Für Valiña begann die Geschichte mit ihrer Arbeit über die Erinnerung an anonyme Frauen in Galicien . „Mir wurde bewusst, dass die galicischen Archive Dokumente aus der Anstalt Conxo enthielten, und ich spürte, in welchem Ausmaß diese Anstalt es uns ermöglichte, diese Leben wiederherzustellen “, erklärt die Autorin.
Ihre anfängliche Hypothese, dass die meisten dieser Häftlinge aus der Arbeiterklasse und vom Land stammten , wurde durch die Analyse der Dokumente bestätigt: „Das waren Geschichten, die weit über den Arzt hinausgingen. Ich entdeckte das, weil es Korrespondenz gab, es gab Familiengeschichten, die Worte der Häftlinge selbst, und das erlaubte uns, eine Geschichte zu konstruieren, die von ihnen selbst erzählt wurde .“
Viele dieser Frauen wurden nicht aus klinischen Gründen eingesperrt, sondern weil sie für ihre Familien oder die patriarchalische Gesellschaft, die sie umgab, „unangenehm“ waren . Alleinerziehende Mütter , junge Frauen, die sich der männlichen Autorität verweigerten, Frauen, die sich scheiden lassen wollten, oder jene, deren Ehemänner ausgewandert waren und die beschlossen , ihr Leben neu aufzubauen, wurden ohne Grund als „verrückt“ abgestempelt.

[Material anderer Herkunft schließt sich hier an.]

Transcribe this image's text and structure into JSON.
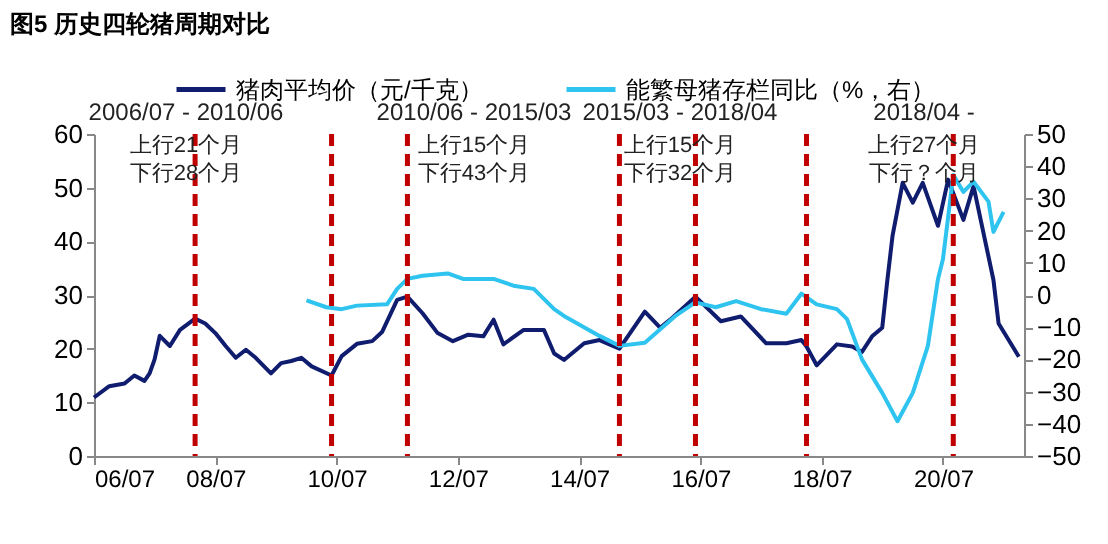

Zu den Fällen, die das Buch prägen, gehört der von María, einer jungen verheirateten Frau, die auf der Straße das erlitt, was in der Akte euphemistisch als „Schrecken“ beschrieben wird: eine Vergewaltigung, die zum Tod ihrer Freundin führte und anschließend Unruhen auslöste, was in der Dokumentation jedoch heruntergespielt wurde.
Die Journalistin und Forscherin Carmen V. Valiña (Zas-A Coruña, 1985). Foto: soziale Netzwerke.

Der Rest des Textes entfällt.